Would-be master of horror Jim Mickle has a distinctly old-school gift for intimating doom that can feel like a fetish. In Cold in July’s best scene, Richard Dane (Michael C. Hall), still reeling from the trauma of having killed an intruder in his East Texas home, rides to the local cemetery to pay his respects. Sweaty and near-choking on his grief, he watches the dead man’s father, Ben (Sam Shepard), materialize outside his car window as if a product of heat stroke. One veiled threat leads to another, and what follows between these two fathers is a taut mini-war driven by eye-for-an-eye retribution. Ben’s appearance inside Richard’s home, cued by thunder that may as well have been made using a thunder sheet, would be comical if it wasn’t for Mickle’s unerring camera placement and the accumulation of unpretentiously imagined textual details. By the time the cops arrive, Shepard’s codger disappears into the ether, leaving Richard and his family shaken and audiences convinced that the old man may share DNA with Michael Myers.
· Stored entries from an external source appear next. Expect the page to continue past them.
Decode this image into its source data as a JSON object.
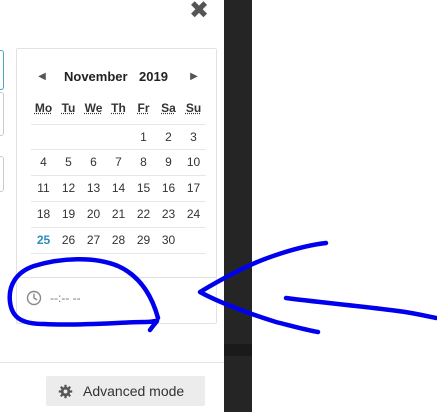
{
  "dialog": {
    "close_symbol": "✖"
  },
  "calendar": {
    "month": "November",
    "year": "2019",
    "prev_icon": "triangle-left-icon",
    "next_icon": "triangle-right-icon",
    "weekdays": [
      "Mo",
      "Tu",
      "We",
      "Th",
      "Fr",
      "Sa",
      "Su"
    ],
    "weeks": [
      [
        "",
        "",
        "",
        "",
        "1",
        "2",
        "3"
      ],
      [
        "4",
        "5",
        "6",
        "7",
        "8",
        "9",
        "10"
      ],
      [
        "11",
        "12",
        "13",
        "14",
        "15",
        "16",
        "17"
      ],
      [
        "18",
        "19",
        "20",
        "21",
        "22",
        "23",
        "24"
      ],
      [
        "25",
        "26",
        "27",
        "28",
        "29",
        "30",
        ""
      ]
    ],
    "today": "25",
    "today_color": "#2b8cbe"
  },
  "time": {
    "icon": "clock-icon",
    "placeholder": "--:-- --"
  },
  "footer": {
    "advanced_icon": "gear-icon",
    "advanced_label": "Advanced mode"
  },
  "annotation": {
    "ink_color": "#0000ee"
  }
}
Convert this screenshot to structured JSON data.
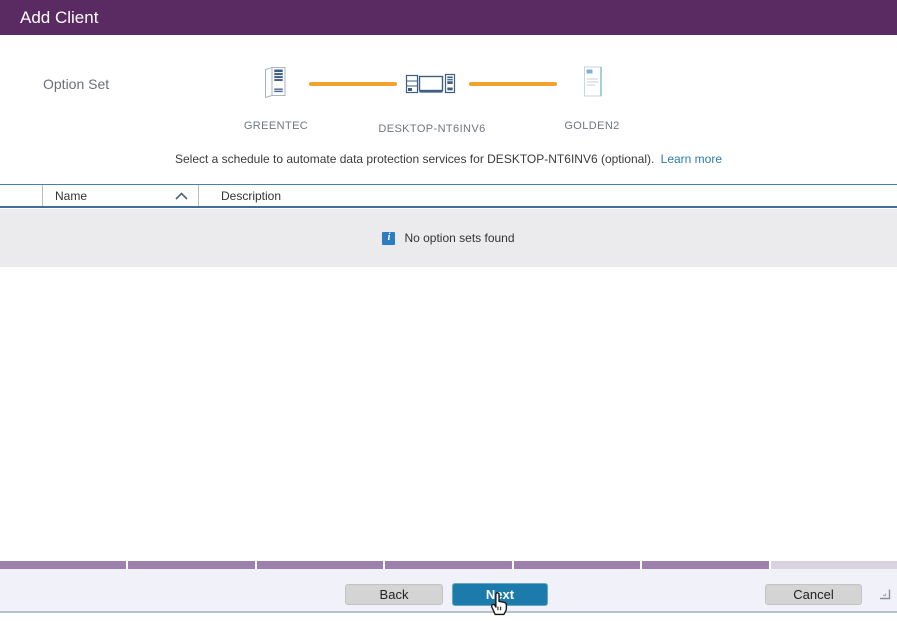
{
  "dialog": {
    "title": "Add Client"
  },
  "option_set": {
    "label": "Option Set",
    "nodes": [
      {
        "name": "GREENTEC",
        "icon": "server-icon"
      },
      {
        "name": "DESKTOP-NT6INV6",
        "icon": "client-systems-icon"
      },
      {
        "name": "GOLDEN2",
        "icon": "option-set-document-icon"
      }
    ],
    "hint_text": "Select a schedule to automate data protection services for DESKTOP-NT6INV6 (optional).",
    "hint_link": "Learn more"
  },
  "table": {
    "name_column": "Name",
    "description_column": "Description",
    "sort_direction": "ascending",
    "empty_message": "No option sets found",
    "info_icon_glyph": "i"
  },
  "wizard": {
    "segments": [
      "done",
      "done",
      "done",
      "done",
      "done",
      "done",
      "current"
    ]
  },
  "footer": {
    "back_label": "Back",
    "next_label": "Next",
    "cancel_label": "Cancel"
  },
  "colors": {
    "titlebar": "#5a2a62",
    "connector-orange": "#f2a231",
    "table-border-blue": "#3d6f9e",
    "link-blue": "#2a7ab5",
    "primary-button": "#1c7bab",
    "info-blue": "#2e7cc0",
    "wizard-done": "#9e80ad",
    "wizard-current": "#d9d3e1",
    "footer-bg": "#f1f2f9"
  }
}
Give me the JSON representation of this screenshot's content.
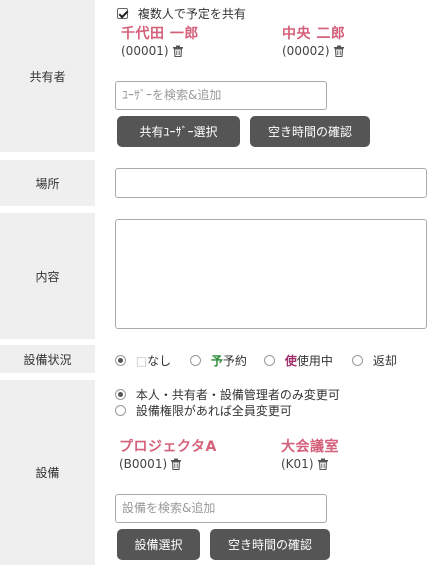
{
  "sharer": {
    "label": "共有者",
    "share_checkbox_label": "複数人で予定を共有",
    "people": [
      {
        "name": "千代田 一郎",
        "code": "(00001)"
      },
      {
        "name": "中央 二郎",
        "code": "(00002)"
      }
    ],
    "search_placeholder": "ﾕｰｻﾞｰを検索&追加",
    "select_button": "共有ﾕｰｻﾞｰ選択",
    "availability_button": "空き時間の確認"
  },
  "place": {
    "label": "場所",
    "value": ""
  },
  "content": {
    "label": "内容",
    "value": ""
  },
  "equipment_status": {
    "label": "設備状況",
    "options": [
      {
        "mark": "□",
        "text": "なし",
        "selected": true
      },
      {
        "mark": "予",
        "text": "予約",
        "selected": false,
        "color": "#2e8b3a"
      },
      {
        "mark": "使",
        "text": "使用中",
        "selected": false,
        "color": "#a0306e"
      },
      {
        "mark": "",
        "text": "返却",
        "selected": false
      }
    ]
  },
  "equipment": {
    "label": "設備",
    "permission_options": [
      {
        "text": "本人・共有者・設備管理者のみ変更可",
        "selected": true
      },
      {
        "text": "設備権限があれば全員変更可",
        "selected": false
      }
    ],
    "items": [
      {
        "name": "プロジェクタA",
        "code": "(B0001)"
      },
      {
        "name": "大会議室",
        "code": "(K01)"
      }
    ],
    "search_placeholder": "設備を検索&追加",
    "select_button": "設備選択",
    "availability_button": "空き時間の確認"
  },
  "colors": {
    "name_accent": "#d4607a",
    "button_bg": "#555555",
    "label_bg": "#efefef"
  }
}
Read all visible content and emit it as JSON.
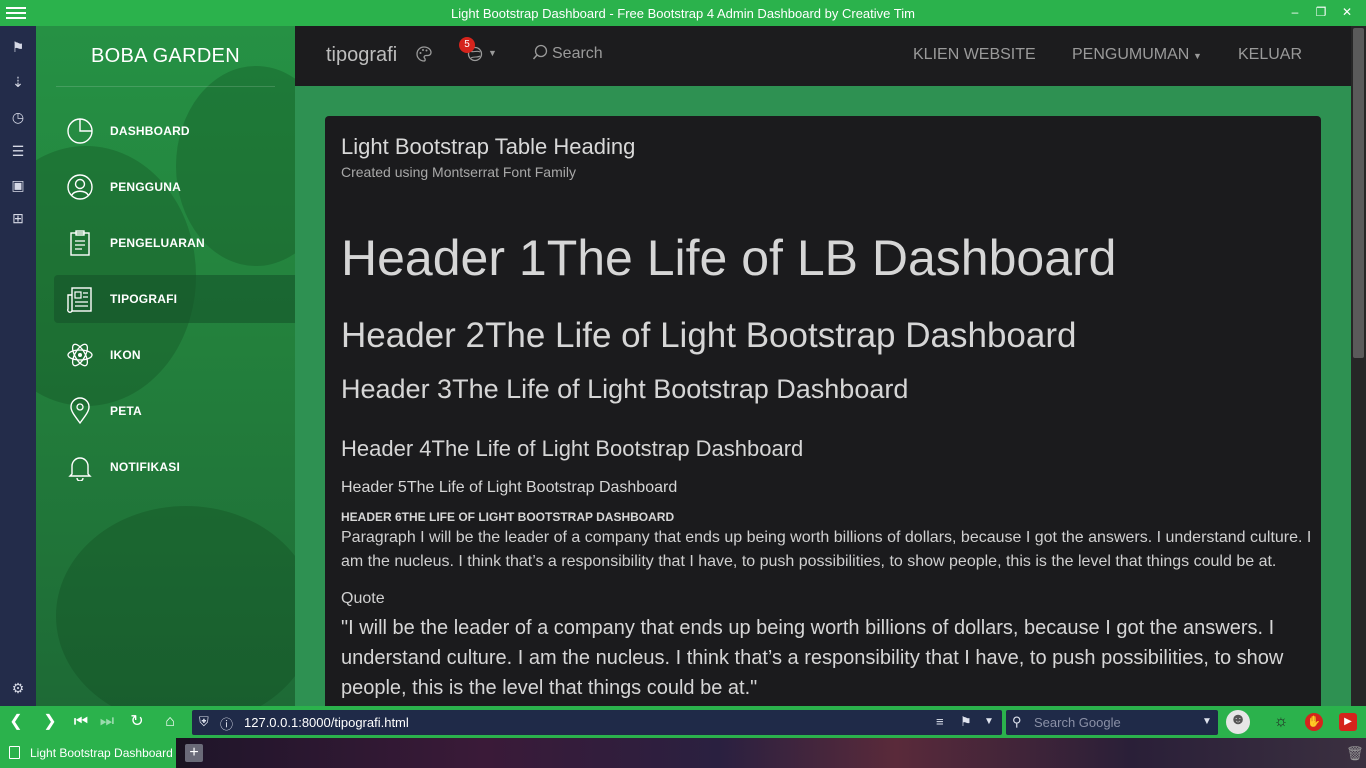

The story, set in 1983, essentially imagines Assault on Precinct 13 inside a suburban home, fixating on Richard’s community of mom-jean-wearing friends and neighbors easing his regret following the home invasion. When a townie says, “Sometimes the good guy wins,” Richard doesn’t quite believe it, and it’s that doubt that pushes him subtly toward the edge of vigilante justice. The filmmakers, without condescension toward this milieu’s never-exploding local color, specialize in making the banal, the routine, the stomach-churningly necessary hum with a palpable sense of disquiet—as in a scene wherein Richard and his wife, Ann (Vinessa Shaw), scrub the knickknacks inside their living room of all brain matter, then dump bloody bucket water into their toilet. This tension is summoned through a brazen but effective approximation of John Carpenter’s signature style, from Mickle’s static camera to the ever-bubbling synth squelches of Jeff Grace’s score, and it’s as a modest character study that flirts with suspense, about Richard’s unflagging drive to get Ben off his lawn, that Cold in July feels most compulsively watchable.
The film, though, switches almost on a dime and falls into a rabbit hole of tiresome plot machinations involving a police cover-up, the Dixie mafia, and a snuff-film ring, all leading toward the flattest of emotional crescendos. While Mickle’s compositions lose much of their verve in the film’s later half, his regard for the analog does not—and at the expense of perspective into his characters’ emotional torque. By Cold in July’s end, we’ve gotten a stronger handle on Ben’s inability to work a VHS machine than we do on whatever feelings of regret inform his journey to find the son he never really knew. Richard, now along for the ride in someone else’s journey toward redemption, shoots a thug in the head, and the blood splatter on an overhead light spectacularly bathes a room in deep-red light. It’s a cool effect, but like the self-flattering nods Mickle makes to his influences throughout, such as a meeting outside a drive-in screening of Romero’s Night of the Living Dead, it’s one that struggles for meaning.